Watch This Aussie Actor Tear Apart Everyday Racism In Last Night’s ‘Q&A’ Episode
"I'm always gonna be your black friend, aren't I? That's all anybody ever sees."
Actor Meyne Wyatt has been hailed for delivering a powerful monologue on everyday racism on last night’s Q&A — and it’s something all Australians should see.
The episode shone a spotlight on the Black Lives matter movement, Australia’s own Indigenous deaths in custody, as well as the micro-aggressions that Indigenous Australians face every day.
It was something Meyne and his fellow panel members spoke passionately about throughout the evening, but in the last four minutes he stole the show with a powerful soliloquy from his play City Of Gold.
“I’m always gonna be your black friend, aren’t I? That’s all anybody ever sees,” he starts.
“I’m never just an actor. I’m an Indigenous actor. I love reppin’, but I don’t hear old Joe Bloggs being called quite white Anglo-Saxon actor.
“I’m always in the black show, the black play. I’m always the angry one, the tracker, the drinker, the thief. Sometimes I want to be seen for my talent, not my skin colour, not my race.”

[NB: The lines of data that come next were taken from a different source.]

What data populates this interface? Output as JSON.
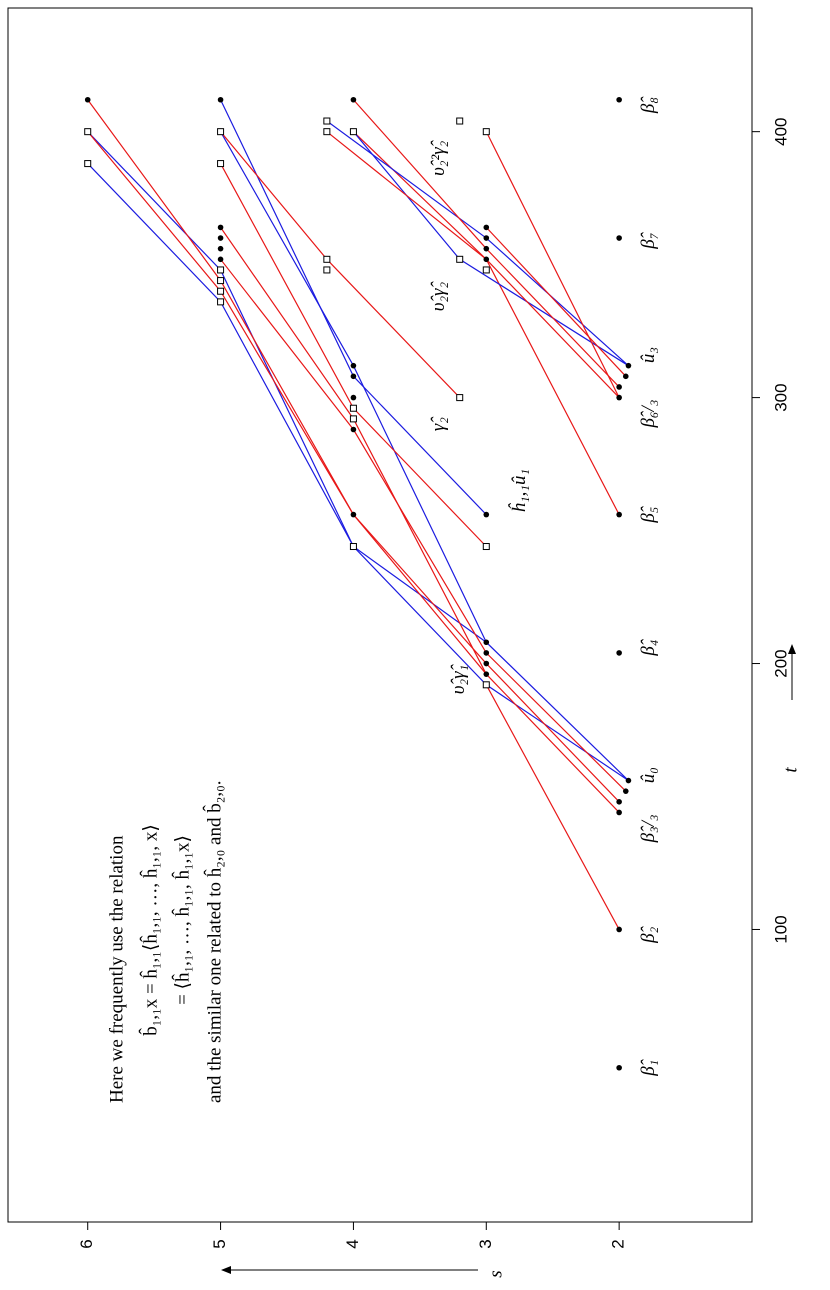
{
  "chart_data": {
    "type": "adams-chart",
    "xlabel": "t",
    "ylabel": "s",
    "xlim": [
      -10,
      446.5
    ],
    "ylim": [
      1,
      6.6
    ],
    "xticks": [
      100,
      200,
      300,
      400
    ],
    "yticks": [
      2,
      3,
      4,
      5,
      6
    ],
    "note": [
      "Here we frequently use the relation",
      "b̂₁,₁x = ĥ₁,₁⟨ĥ₁,₁, …, ĥ₁,₁, x⟩",
      "= ⟨ĥ₁,₁, …, ĥ₁,₁, ĥ₁,₁x⟩",
      "and the similar one related to ĥ₂,₀ and b̂₂,₀."
    ],
    "points": [
      {
        "t": 48,
        "s": 2,
        "marker": "dot"
      },
      {
        "t": 100,
        "s": 2,
        "marker": "dot"
      },
      {
        "t": 144,
        "s": 2,
        "marker": "dot"
      },
      {
        "t": 148,
        "s": 2,
        "marker": "dot"
      },
      {
        "t": 152,
        "s": 1.95,
        "marker": "dot"
      },
      {
        "t": 156,
        "s": 1.93,
        "marker": "dot"
      },
      {
        "t": 204,
        "s": 2,
        "marker": "dot"
      },
      {
        "t": 256,
        "s": 2,
        "marker": "dot"
      },
      {
        "t": 300,
        "s": 2,
        "marker": "dot"
      },
      {
        "t": 304,
        "s": 2,
        "marker": "dot"
      },
      {
        "t": 308,
        "s": 1.95,
        "marker": "dot"
      },
      {
        "t": 312,
        "s": 1.93,
        "marker": "dot"
      },
      {
        "t": 360,
        "s": 2,
        "marker": "dot"
      },
      {
        "t": 412,
        "s": 2,
        "marker": "dot"
      },
      {
        "t": 196,
        "s": 3,
        "marker": "dot"
      },
      {
        "t": 200,
        "s": 3,
        "marker": "dot"
      },
      {
        "t": 204,
        "s": 3,
        "marker": "dot"
      },
      {
        "t": 208,
        "s": 3,
        "marker": "dot"
      },
      {
        "t": 256,
        "s": 3,
        "marker": "dot"
      },
      {
        "t": 352,
        "s": 3,
        "marker": "dot"
      },
      {
        "t": 356,
        "s": 3,
        "marker": "dot"
      },
      {
        "t": 360,
        "s": 3,
        "marker": "dot"
      },
      {
        "t": 364,
        "s": 3,
        "marker": "dot"
      },
      {
        "t": 192,
        "s": 3,
        "marker": "square"
      },
      {
        "t": 244,
        "s": 3,
        "marker": "square"
      },
      {
        "t": 348,
        "s": 3,
        "marker": "square"
      },
      {
        "t": 400,
        "s": 3,
        "marker": "square"
      },
      {
        "t": 300,
        "s": 3.2,
        "marker": "square"
      },
      {
        "t": 352,
        "s": 3.2,
        "marker": "square"
      },
      {
        "t": 404,
        "s": 3.2,
        "marker": "square"
      },
      {
        "t": 256,
        "s": 4,
        "marker": "dot"
      },
      {
        "t": 288,
        "s": 4,
        "marker": "dot"
      },
      {
        "t": 300,
        "s": 4,
        "marker": "dot"
      },
      {
        "t": 308,
        "s": 4,
        "marker": "dot"
      },
      {
        "t": 312,
        "s": 4,
        "marker": "dot"
      },
      {
        "t": 412,
        "s": 4,
        "marker": "dot"
      },
      {
        "t": 244,
        "s": 4,
        "marker": "square"
      },
      {
        "t": 292,
        "s": 4,
        "marker": "square"
      },
      {
        "t": 296,
        "s": 4,
        "marker": "square"
      },
      {
        "t": 400,
        "s": 4,
        "marker": "square"
      },
      {
        "t": 348,
        "s": 4.2,
        "marker": "square"
      },
      {
        "t": 352,
        "s": 4.2,
        "marker": "square"
      },
      {
        "t": 400,
        "s": 4.2,
        "marker": "square"
      },
      {
        "t": 404,
        "s": 4.2,
        "marker": "square"
      },
      {
        "t": 352,
        "s": 5,
        "marker": "dot"
      },
      {
        "t": 356,
        "s": 5,
        "marker": "dot"
      },
      {
        "t": 360,
        "s": 5,
        "marker": "dot"
      },
      {
        "t": 364,
        "s": 5,
        "marker": "dot"
      },
      {
        "t": 412,
        "s": 5,
        "marker": "dot"
      },
      {
        "t": 336,
        "s": 5,
        "marker": "square"
      },
      {
        "t": 340,
        "s": 5,
        "marker": "square"
      },
      {
        "t": 344,
        "s": 5,
        "marker": "square"
      },
      {
        "t": 348,
        "s": 5,
        "marker": "square"
      },
      {
        "t": 388,
        "s": 5,
        "marker": "square"
      },
      {
        "t": 400,
        "s": 5,
        "marker": "square"
      },
      {
        "t": 412,
        "s": 6,
        "marker": "dot"
      },
      {
        "t": 388,
        "s": 6,
        "marker": "square"
      },
      {
        "t": 400,
        "s": 6,
        "marker": "square"
      }
    ],
    "lines": [
      {
        "color": "#1c1ce0",
        "t": [
          156,
          192,
          244,
          348,
          400
        ],
        "s": [
          1.93,
          3,
          4,
          5,
          6
        ]
      },
      {
        "color": "#1c1ce0",
        "t": [
          156,
          208,
          244,
          336,
          388
        ],
        "s": [
          1.93,
          3,
          4,
          5,
          6
        ]
      },
      {
        "color": "#e81818",
        "t": [
          144,
          196,
          256,
          340,
          400
        ],
        "s": [
          2,
          3,
          4,
          5,
          6
        ]
      },
      {
        "color": "#e81818",
        "t": [
          148,
          200,
          256,
          344,
          412
        ],
        "s": [
          2,
          3,
          4,
          5,
          6
        ]
      },
      {
        "color": "#e81818",
        "t": [
          152,
          204,
          288,
          352
        ],
        "s": [
          1.95,
          3,
          4,
          5
        ]
      },
      {
        "color": "#e81818",
        "t": [
          100,
          192
        ],
        "s": [
          2,
          3
        ]
      },
      {
        "color": "#e81818",
        "t": [
          196,
          292,
          364
        ],
        "s": [
          3,
          4,
          5
        ]
      },
      {
        "color": "#1c1ce0",
        "t": [
          208,
          312,
          400
        ],
        "s": [
          3,
          4,
          5
        ]
      },
      {
        "color": "#e81818",
        "t": [
          244,
          296,
          388
        ],
        "s": [
          3,
          4,
          5
        ]
      },
      {
        "color": "#e81818",
        "t": [
          256,
          352,
          400
        ],
        "s": [
          2,
          3,
          4
        ]
      },
      {
        "color": "#1c1ce0",
        "t": [
          256,
          308,
          412
        ],
        "s": [
          3,
          4,
          5
        ]
      },
      {
        "color": "#e81818",
        "t": [
          300,
          352,
          400
        ],
        "s": [
          3.2,
          4.2,
          5
        ]
      },
      {
        "color": "#1c1ce0",
        "t": [
          312,
          360,
          404
        ],
        "s": [
          1.93,
          3,
          4.2
        ]
      },
      {
        "color": "#1c1ce0",
        "t": [
          312,
          352,
          400
        ],
        "s": [
          1.93,
          3.2,
          4
        ]
      },
      {
        "color": "#e81818",
        "t": [
          300,
          352,
          400
        ],
        "s": [
          2,
          3,
          4.2
        ]
      },
      {
        "color": "#e81818",
        "t": [
          304,
          356,
          412
        ],
        "s": [
          2,
          3,
          4
        ]
      },
      {
        "color": "#e81818",
        "t": [
          300,
          400
        ],
        "s": [
          2,
          3
        ]
      },
      {
        "color": "#e81818",
        "t": [
          308,
          364
        ],
        "s": [
          1.95,
          3
        ]
      }
    ],
    "annotations": [
      {
        "text": "β̂₁",
        "t": 48,
        "s": 1.77
      },
      {
        "text": "β̂₂",
        "t": 98,
        "s": 1.77
      },
      {
        "text": "β̂₃/₃",
        "t": 138,
        "s": 1.77
      },
      {
        "text": "û₀",
        "t": 158,
        "s": 1.77
      },
      {
        "text": "υ̂₂γ̂₁",
        "t": 194,
        "s": 3.2
      },
      {
        "text": "β̂₄",
        "t": 206,
        "s": 1.77
      },
      {
        "text": "β̂₅",
        "t": 256,
        "s": 1.77
      },
      {
        "text": "ĥ₁,₁û₁",
        "t": 265,
        "s": 2.74
      },
      {
        "text": "β̂₆/₃",
        "t": 294,
        "s": 1.77
      },
      {
        "text": "γ̂₂",
        "t": 290,
        "s": 3.35
      },
      {
        "text": "û₃",
        "t": 316,
        "s": 1.77
      },
      {
        "text": "υ̂₂γ̂₂",
        "t": 338,
        "s": 3.35
      },
      {
        "text": "β̂₇",
        "t": 359,
        "s": 1.77
      },
      {
        "text": "υ̂₂²γ̂₂",
        "t": 390,
        "s": 3.35
      },
      {
        "text": "β̂₈",
        "t": 410,
        "s": 1.77
      }
    ]
  }
}
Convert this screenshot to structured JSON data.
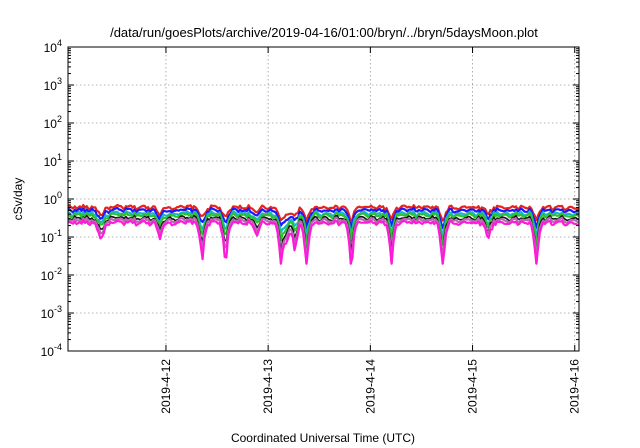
{
  "chart_data": {
    "type": "line",
    "title": "/data/run/goesPlots/archive/2019-04-16/01:00/bryn/../bryn/5daysMoon.plot",
    "xlabel": "Coordinated Universal Time (UTC)",
    "ylabel": "cSv/day",
    "y_scale": "log",
    "ylim_exponents": [
      -4,
      4
    ],
    "y_tick_labels": [
      {
        "base": "10",
        "exp": "4",
        "value": 10000
      },
      {
        "base": "10",
        "exp": "3",
        "value": 1000
      },
      {
        "base": "10",
        "exp": "2",
        "value": 100
      },
      {
        "base": "10",
        "exp": "1",
        "value": 10
      },
      {
        "base": "10",
        "exp": "0",
        "value": 1
      },
      {
        "base": "10",
        "exp": "-1",
        "value": 0.1
      },
      {
        "base": "10",
        "exp": "-2",
        "value": 0.01
      },
      {
        "base": "10",
        "exp": "-3",
        "value": 0.001
      },
      {
        "base": "10",
        "exp": "-4",
        "value": 0.0001
      }
    ],
    "x_range_days": [
      "2019-04-11 01:00",
      "2019-04-16 01:00"
    ],
    "x_tick_labels": [
      {
        "label": "2019-4-12",
        "date": "2019-04-12 00:00"
      },
      {
        "label": "2019-4-13",
        "date": "2019-04-13 00:00"
      },
      {
        "label": "2019-4-14",
        "date": "2019-04-14 00:00"
      },
      {
        "label": "2019-4-15",
        "date": "2019-04-15 00:00"
      },
      {
        "label": "2019-4-16",
        "date": "2019-04-16 00:00"
      }
    ],
    "grid": true,
    "legend": "none",
    "series": [
      {
        "color": "#e8231c",
        "base_value": 0.6
      },
      {
        "color": "#1a1aff",
        "base_value": 0.5
      },
      {
        "color": "#17b8c8",
        "base_value": 0.41
      },
      {
        "color": "#2fc02f",
        "base_value": 0.37
      },
      {
        "color": "#111111",
        "base_value": 0.31
      },
      {
        "color": "#b36bb3",
        "base_value": 0.275
      },
      {
        "color": "#ff1ad9",
        "base_value": 0.235
      }
    ],
    "dips": [
      {
        "date": "2019-04-11 08:30",
        "depth": 0.45
      },
      {
        "date": "2019-04-11 09:30",
        "depth": 0.25
      },
      {
        "date": "2019-04-11 22:40",
        "depth": 0.45
      },
      {
        "date": "2019-04-12 08:30",
        "depth": 0.75
      },
      {
        "date": "2019-04-12 14:00",
        "depth": 0.8
      },
      {
        "date": "2019-04-12 21:20",
        "depth": 0.45
      },
      {
        "date": "2019-04-13 03:00",
        "depth": 0.8
      },
      {
        "date": "2019-04-13 04:20",
        "depth": 0.6
      },
      {
        "date": "2019-04-13 06:20",
        "depth": 0.7
      },
      {
        "date": "2019-04-13 09:00",
        "depth": 0.85
      },
      {
        "date": "2019-04-13 19:30",
        "depth": 0.85
      },
      {
        "date": "2019-04-14 05:00",
        "depth": 0.8
      },
      {
        "date": "2019-04-14 17:00",
        "depth": 0.85
      },
      {
        "date": "2019-04-15 03:40",
        "depth": 0.5
      },
      {
        "date": "2019-04-15 15:00",
        "depth": 0.85
      }
    ]
  }
}
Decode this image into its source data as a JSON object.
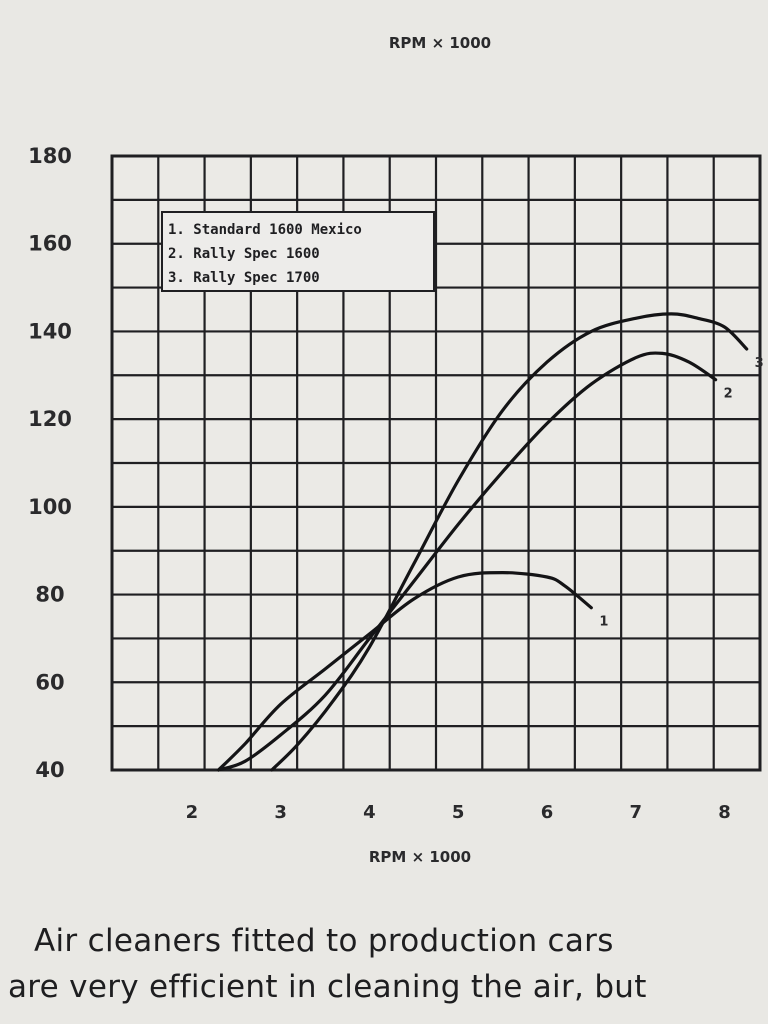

Meyne Wyatt closes #QandA with a monologue from his play, City of Gold. pic.twitter.com/9ALFIYRAnq
— QandA (@QandA) June 8, 2020
He goes on to touch on white privilege, Australia’s treatment of AFL player (and Australian of the Year) Adam Goodes, the flagrant racism he experienced as a kid, and the subtle, insidious racism he still experiences as an adult — “the kind of shit I let them think they’re getting way with”.
“‘Nah, we’re progressive, now, we’ll give you the small, subtle shit’. The shit that’s always been there. Not the obvious, in-your-face shit. It’s the ‘we can’t be seen to be racist’ kind of shit,” he said.
“Security guard following me around the store, asking to search my bag. Walking up to the counter first being served, second or third or last kind of shit. Or hailing down a cab and watching it slow down to look at my face and then drive off.”
That monologue by @meynewyatt might be the most incredible and shattering thing I’ve seen on #qanda.
— Benjamin Law 羅旭能 (@mrbenjaminlaw) June 8, 2020
Wyatt finishes the monologue by talking about the exhausting act of trying to educate people about race.
“To be honest, I can’t be bothered. I can’t be bothered teaching their ignorant arses on a daily basis. I don’t have the energy or the enthusiasm. It’s exhausting, and I like living my life,” he said.
“But on occasion, when you caught me on a bad day where I don’t feel like taking it, I’ll give you that angry black you’ve been asking for and I’ll tear you a new asshole. Not because of that one time, because of my whole life.”
Instead, he asks for help from people to challenge everyday racism when they see it.
“Be crazy, take a risk, be different, offend your family. Call them out,” he said. “Silence is violence. Complacency is complicity.
“I don’t want to be quiet. I don’t want to be humble. I don’t want to sit down.”
Ummm did we just watch @meynewyatt deliver the best two minutes of Australian TV ever??! #QandA
— Nazeem Hussain (@nazeem_hussain) June 8, 2020
Such passion. That bought me to tears. Incredibly moving and powerful. Loved the whole show tonight beautifully topped off by Meyne 💪🏻🙏🏻
— Mrs Hoom (@mrs_hoom) June 8, 2020
My sister said to me that she found this very confronting. I replied “Good! If you’re feeling uncomfortable hearing it, how do you think he feels living it??!” #qanda
— Pierrette (@pierrettec76) June 8, 2020
The episode also featured Leetona Dungay, the mother of David Dungay who died in police custody in 2015; actor Nakkiah Lui; lawyer Nyadol Nyuon; Shadow Treasurer Jim Chalmers; and NSW Liberal senator Andrew Bragg.